The setting of that apotheosis was a ten-bed attic dormitory, communicating through doorless openings with three others. The gas flickered over the raw pine washstands. There was an incessant whistling of drafts, and outside the naked windows the sea beat on the Pebbleridge.
“Same old bed — same old mattress, I believe,” said Crandall, yawning. “Same old everything. Oh, but I’m lame! I’d no notion you chaps could play like this.” He caressed a battered shin. “You’ve given us all something to remember you by.”

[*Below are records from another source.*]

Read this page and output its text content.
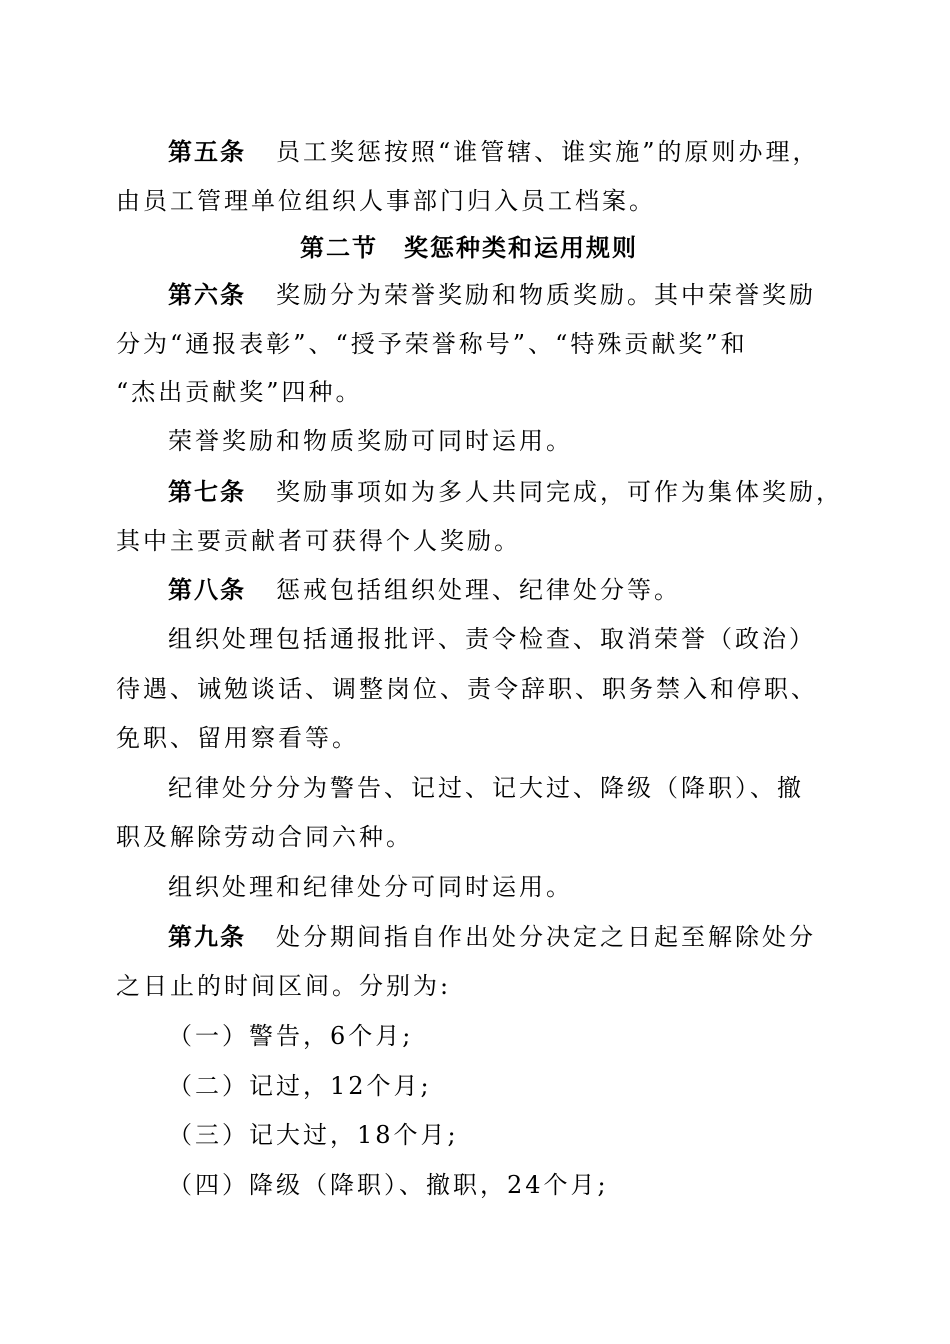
第五条 员工奖惩按照“谁管辖、谁实施”的原则办理，
由员工管理单位组织人事部门归入员工档案。
第二节 奖惩种类和运用规则
第六条 奖励分为荣誉奖励和物质奖励。其中荣誉奖励
分为“通报表彰”、“授予荣誉称号”、“特殊贡献奖”和
“杰出贡献奖”四种。
荣誉奖励和物质奖励可同时运用。
第七条 奖励事项如为多人共同完成，可作为集体奖励，
其中主要贡献者可获得个人奖励。
第八条 惩戒包括组织处理、纪律处分等。
组织处理包括通报批评、责令检查、取消荣誉（政治）
待遇、诫勉谈话、调整岗位、责令辞职、职务禁入和停职、
免职、留用察看等。
纪律处分分为警告、记过、记大过、降级（降职）、撤
职及解除劳动合同六种。
组织处理和纪律处分可同时运用。
第九条 处分期间指自作出处分决定之日起至解除处分
之日止的时间区间。分别为:
（一）警告，6个月;
（二）记过，12个月;
（三）记大过，18个月;
（四）降级（降职）、撤职，24个月;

It needed a few minutes to put them at their ease; and, in some way they could not understand, they were more easy when Crandall turned round and said his prayers — a ceremony he had neglected for some years.
“Oh, I
am
sorry. I’ve forgotten to put out the gas.”
“Please don’t bother,” said the prefect of the dormitory. “Worthington does that.”
A nightgowned twelve-year-old, who had been waiting to show off, leaped from his bed to the bracket and back again, by way of a washstand.
“How d’you manage when he’s asleep?” said Crandall, chuckling.
“Shove a cold cleek down his neck.”
“It was a wet sponge when I was junior in the dormitory... Hullo! What’s happening?”
The darkness had filled with whispers, the sound of trailing rugs, bare feet on bare boards, protests, giggles, and threats such as:
“Be quiet, you ass!... Squattez-vous on the floor, then!... I swear you aren’t going to sit on
my
bed!... Mind the tooth-glass,” etc.
“Sta — Corkran said,” the prefect began, his tone showing his sense of Stalky’s insolence, “that perhaps you’d tell us about that business with Duncan’s body.”
“Yes — yes — yes,” ran the keen whispers. “Tell us”
“There’s nothing to tell. What on earth are you chaps hoppin’ about in the cold for?”
“Never mind us,” said the voices. “Tell about Fat-Sow.”
So Crandall turned on his pillow and spoke to the generation he could not see.